Of course, there’s a good reason state legislators now think they can pass laws ignoring long-standing Supreme Court precedent and rely on the court’s recently changed supermajority to demolish long-standing precedent. Indeed, that is exactly what happened in 2021 with the Texas abortion bounty bill, S.B. 8, and again last year when the court overturned its long-standing precedent establishing the constitutional right to an abortion in Dobbs v. Jackson Women’s Health Organization. With Dobbs in the background, Florida’s legislators are confident this court would be similarly willing to undo Kennedy and expand the constitutional boundaries of capital punishment to make way for this legislation.
Even if the legislators’ speculations about the court’s views prove true, the bills still pose constitutional concern. With this legislation, Florida will be an extreme outlier in capital punishment. Just the proposal alone marks a stark difference to other legislation pending around the country—for example, Alabama’s proposal to raise their jury recommendation requirement for a capital sentence to unanimity and Ohio’s abolition proposal. Perhaps more concerning is the idea that child sexual battery is just the beginning to a “slippery slope” of expanding the death penalty to non-homicide crimes—as Rep. Gottlieb suggested at the committee hearing late last month.

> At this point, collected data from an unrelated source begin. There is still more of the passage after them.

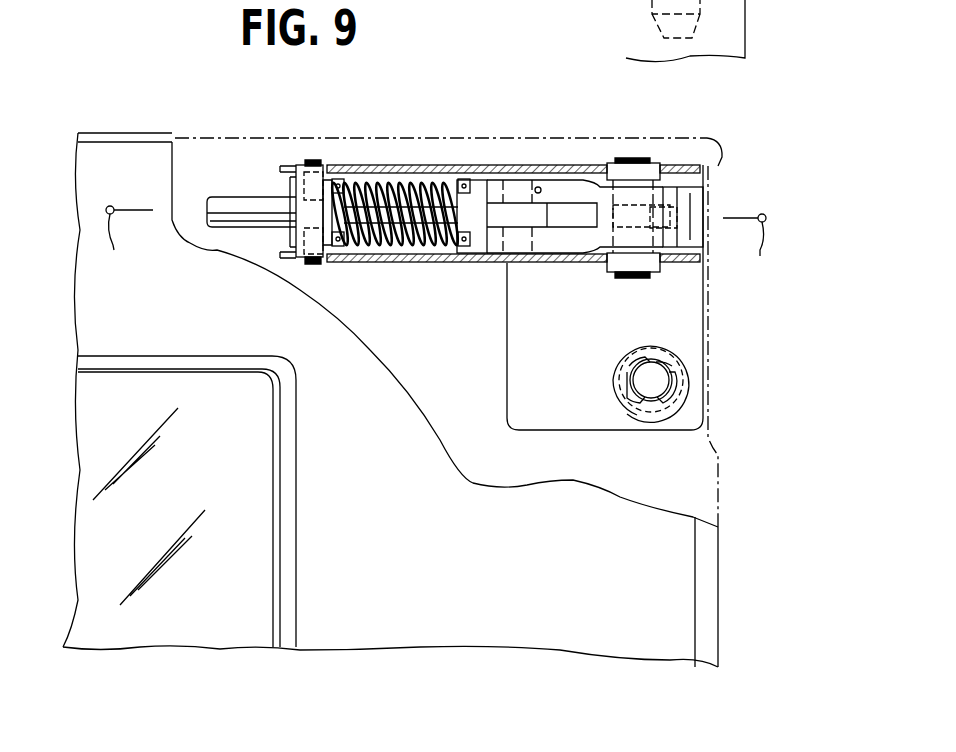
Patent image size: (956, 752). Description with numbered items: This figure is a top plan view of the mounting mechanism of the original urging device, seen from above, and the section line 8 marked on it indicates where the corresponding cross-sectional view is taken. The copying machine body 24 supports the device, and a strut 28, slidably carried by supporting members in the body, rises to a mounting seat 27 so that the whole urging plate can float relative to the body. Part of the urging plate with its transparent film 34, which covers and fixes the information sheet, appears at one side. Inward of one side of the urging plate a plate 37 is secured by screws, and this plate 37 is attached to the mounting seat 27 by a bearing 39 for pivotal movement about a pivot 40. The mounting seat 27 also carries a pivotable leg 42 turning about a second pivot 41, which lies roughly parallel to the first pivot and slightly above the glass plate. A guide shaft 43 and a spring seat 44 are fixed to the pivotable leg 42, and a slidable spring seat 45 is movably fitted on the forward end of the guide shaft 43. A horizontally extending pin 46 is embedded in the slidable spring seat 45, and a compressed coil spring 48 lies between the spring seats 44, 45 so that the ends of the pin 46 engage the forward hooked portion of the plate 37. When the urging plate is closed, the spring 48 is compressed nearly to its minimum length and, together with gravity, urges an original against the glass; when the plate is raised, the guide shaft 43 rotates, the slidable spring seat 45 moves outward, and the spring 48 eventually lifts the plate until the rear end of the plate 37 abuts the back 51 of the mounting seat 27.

The section line 8— 8 is at (439, 245).
The copying machine body 24 is at (690, 580).
The mounting seat 27 is at (697, 310).
The strut 28 is at (651, 368).
The transparent film 34 is at (178, 630).
The plate 37 is at (586, 168).
The bearing 39 is at (606, 165).
The pivot 40 is at (640, 160).
The pivot 41 is at (520, 186).
The pivotable leg 42 is at (477, 180).
The guide shaft 43 is at (234, 205).
The spring seat 44 is at (462, 178).
The slidable spring seat 45 is at (338, 178).
The pin 46 is at (313, 159).
The coil spring 48 is at (402, 190).
The back of mounting seat 51 is at (690, 197).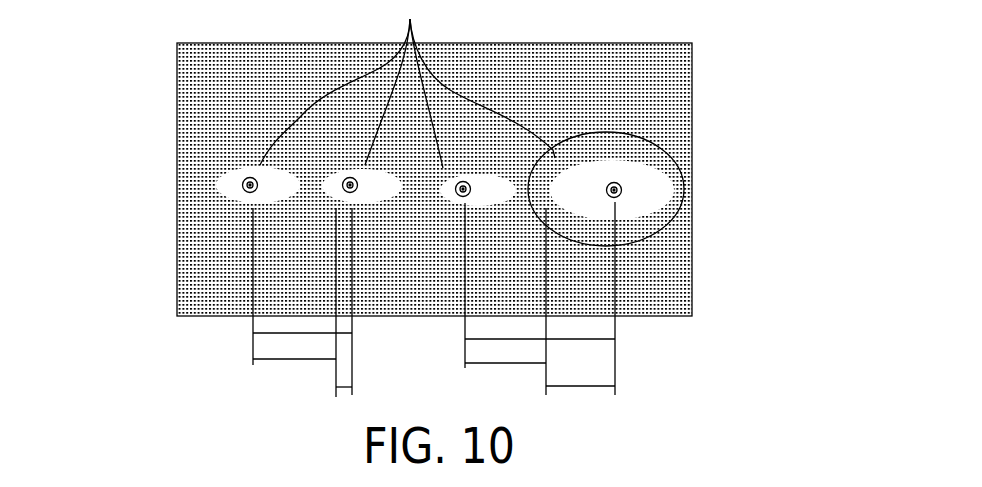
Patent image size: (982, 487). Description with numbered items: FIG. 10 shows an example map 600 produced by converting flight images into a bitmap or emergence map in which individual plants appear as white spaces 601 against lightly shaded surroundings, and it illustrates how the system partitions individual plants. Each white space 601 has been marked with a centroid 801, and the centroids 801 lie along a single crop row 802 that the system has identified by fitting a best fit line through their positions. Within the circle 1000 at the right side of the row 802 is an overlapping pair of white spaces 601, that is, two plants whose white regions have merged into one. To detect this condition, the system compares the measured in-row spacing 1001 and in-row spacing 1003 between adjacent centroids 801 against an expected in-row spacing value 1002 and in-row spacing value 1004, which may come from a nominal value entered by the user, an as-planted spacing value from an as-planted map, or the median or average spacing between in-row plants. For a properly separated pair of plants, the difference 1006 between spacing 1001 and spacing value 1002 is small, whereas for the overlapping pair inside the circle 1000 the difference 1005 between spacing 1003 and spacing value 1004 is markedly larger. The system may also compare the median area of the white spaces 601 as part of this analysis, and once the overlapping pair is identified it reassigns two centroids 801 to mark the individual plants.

The map 600 is at (421, 215).
The white spaces 601 is at (407, 84).
The centroid 801 is at (246, 191).
The row 802 is at (664, 71).
The circle 1000 is at (663, 232).
The in-row spacing 1001 is at (270, 333).
The in-row spacing value 1002 is at (275, 360).
The in-row spacing 1003 is at (595, 340).
The in-row spacing value 1004 is at (515, 365).
The difference 1005 is at (340, 388).
The difference 1006 is at (582, 387).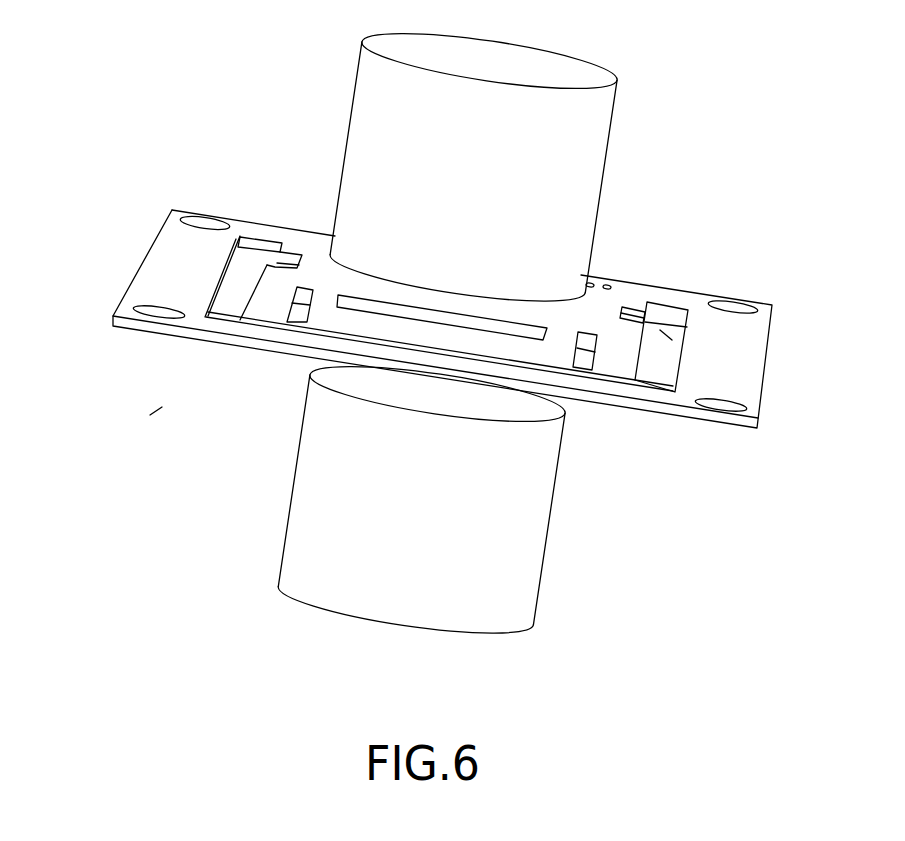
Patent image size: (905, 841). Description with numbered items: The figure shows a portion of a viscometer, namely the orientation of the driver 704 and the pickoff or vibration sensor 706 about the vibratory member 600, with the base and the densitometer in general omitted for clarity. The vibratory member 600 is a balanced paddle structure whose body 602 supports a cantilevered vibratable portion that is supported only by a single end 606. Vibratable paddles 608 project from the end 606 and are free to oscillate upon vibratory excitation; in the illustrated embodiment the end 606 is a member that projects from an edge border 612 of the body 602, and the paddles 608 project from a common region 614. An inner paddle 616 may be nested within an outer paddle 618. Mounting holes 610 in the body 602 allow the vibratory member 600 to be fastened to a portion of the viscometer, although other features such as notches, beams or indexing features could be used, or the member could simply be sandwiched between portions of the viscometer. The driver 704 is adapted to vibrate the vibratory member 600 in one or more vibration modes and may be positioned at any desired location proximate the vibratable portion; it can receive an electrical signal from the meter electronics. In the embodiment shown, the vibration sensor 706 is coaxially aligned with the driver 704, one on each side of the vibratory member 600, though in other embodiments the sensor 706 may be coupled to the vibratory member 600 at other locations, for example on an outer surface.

The vibratory member 600 is at (158, 410).
The body 602 is at (750, 392).
The end 606 is at (643, 297).
The vibratable paddles 608 is at (682, 336).
The mounting holes 610 is at (213, 218).
The edge border 612 is at (290, 226).
The common region 614 is at (633, 313).
The inner paddle 616 is at (565, 358).
The outer paddle 618 is at (613, 367).
The driver 704 is at (305, 478).
The vibration sensor 706 is at (358, 88).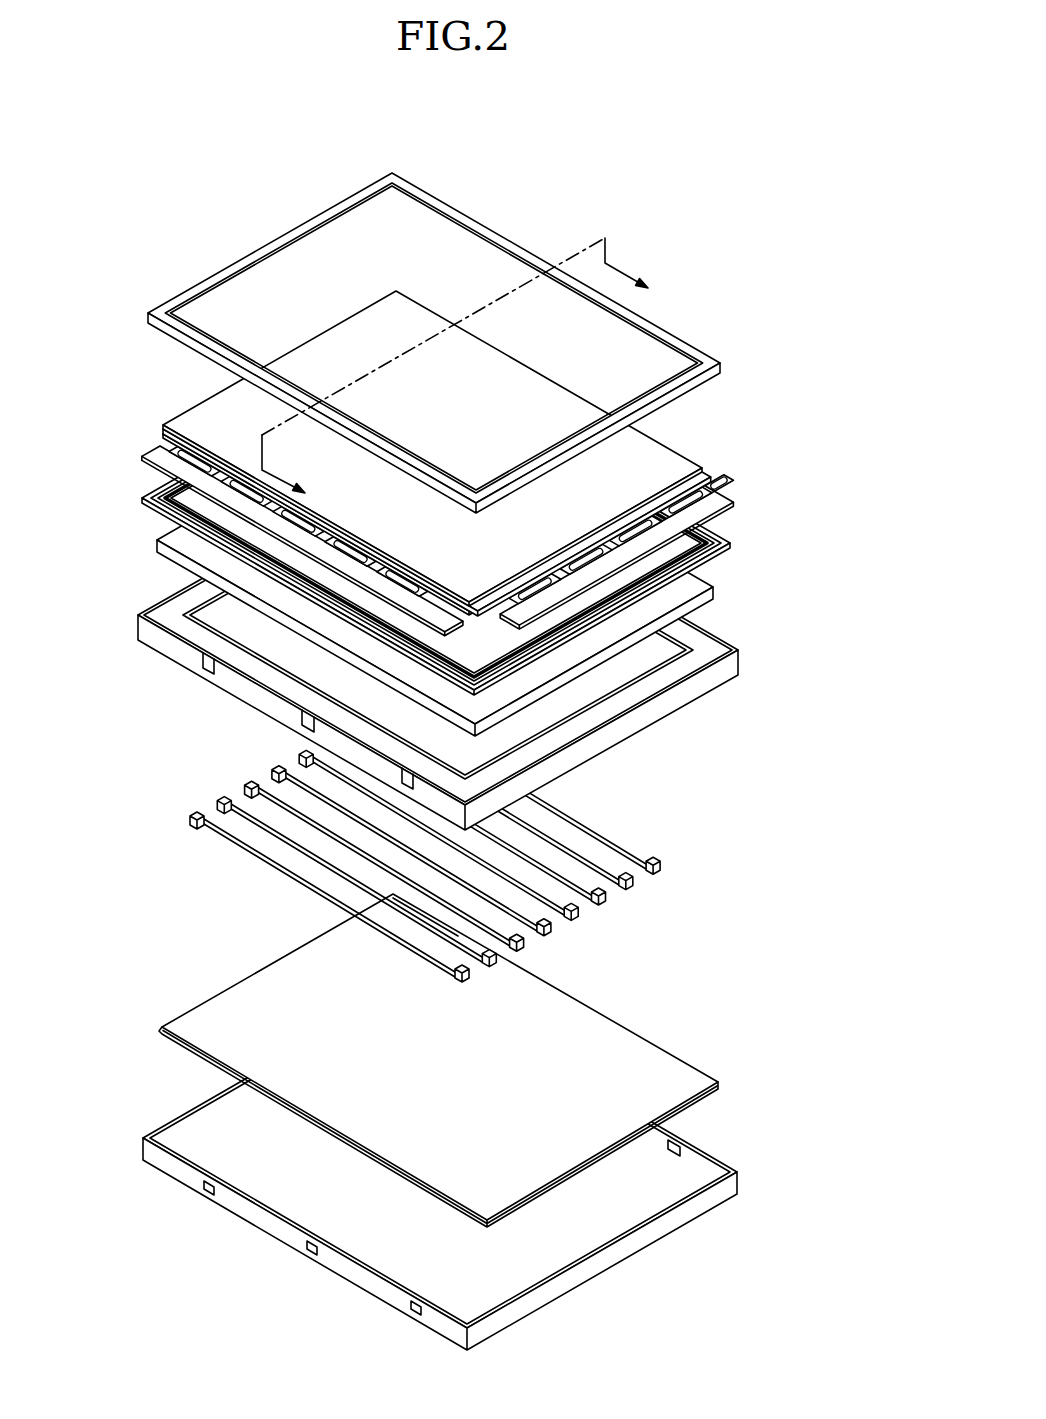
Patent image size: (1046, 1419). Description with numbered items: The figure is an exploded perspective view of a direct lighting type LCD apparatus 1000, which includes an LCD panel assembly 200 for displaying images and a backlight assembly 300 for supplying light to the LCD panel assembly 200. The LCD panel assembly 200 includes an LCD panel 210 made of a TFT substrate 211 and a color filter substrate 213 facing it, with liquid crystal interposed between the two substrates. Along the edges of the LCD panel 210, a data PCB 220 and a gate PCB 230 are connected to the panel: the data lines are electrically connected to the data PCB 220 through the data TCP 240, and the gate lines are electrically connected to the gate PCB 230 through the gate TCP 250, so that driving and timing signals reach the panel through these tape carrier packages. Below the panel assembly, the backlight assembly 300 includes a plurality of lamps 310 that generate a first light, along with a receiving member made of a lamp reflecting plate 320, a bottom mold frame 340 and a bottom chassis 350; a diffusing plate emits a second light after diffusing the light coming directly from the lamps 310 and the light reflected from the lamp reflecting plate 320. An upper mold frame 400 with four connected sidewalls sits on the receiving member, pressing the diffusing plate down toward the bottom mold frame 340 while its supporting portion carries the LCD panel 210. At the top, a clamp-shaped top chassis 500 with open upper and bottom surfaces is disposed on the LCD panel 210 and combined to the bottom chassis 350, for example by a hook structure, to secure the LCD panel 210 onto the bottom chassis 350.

The direct lighting type LCD apparatus 1000 is at (448, 140).
The LCD panel assembly 200 is at (452, 463).
The LCD panel 210 is at (509, 453).
The TFT substrate 211 is at (712, 484).
The color filter substrate 213 is at (705, 470).
The data PCB 220 is at (140, 457).
The gate PCB 230 is at (692, 517).
The data TCP 240 is at (158, 438).
The gate TCP 250 is at (715, 492).
The backlight assembly 300 is at (136, 528).
The lamps 310 is at (600, 838).
The lamp reflecting plate 320 is at (715, 1086).
The bottom mold frame 340 is at (737, 676).
The bottom chassis 350 is at (740, 1181).
The upper mold frame 400 is at (733, 547).
The top chassis 500 is at (707, 352).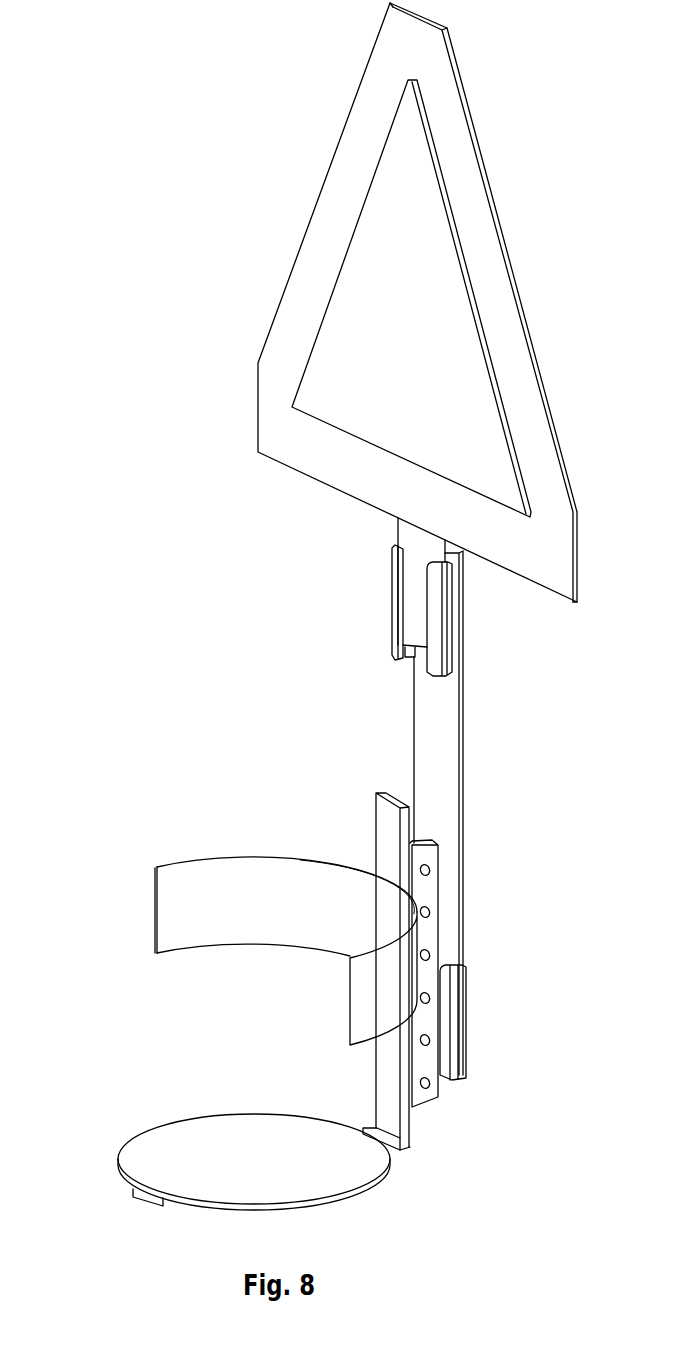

Absolutely no one denies the heinous and atrocious nature of child sexual battery offenses. Nor is it denied that these crimes should be harshly punished. But imposing an unconstitutional penalty that strains the state’s resources is just not the answer. As we have explained, just one death sentence costs the state millions of dollars more than a sentence of life in prison without parole. Even at its current population of just under 300, Union Correctional Institution—which houses Florida’s death row—is severely understaffed. The state has had to deploy the National Guard just to meet its bare minimum staffing requirements at UCI.
As to the victims, each case—including any hypothetical “test case” used to challenge Kennedy—will undoubtedly cause extreme emotional pressure. As noted at the committee hearings, the abuser in child sexual assault cases is most often a family member or close family friend. As a result, the living child victim—in addition to the trauma from the abuse—would bear the weight of the perpetrator being subject to a death sentence and suffer through the decades of uncertainty and appeals that are unique to capital punishment.
A sentence of life without parole is a harsh and severe punishment, including for a person convicted of child sexual abuse. Instead of spending millions of dollars to possibly change long-standing precedent, Florida’s resources are much better spent trying to protect our children from the abuse in the first place and ensuring survivors have access to mental health treatment and the proper support following the offense. That is how Florida can end the cycle of violence.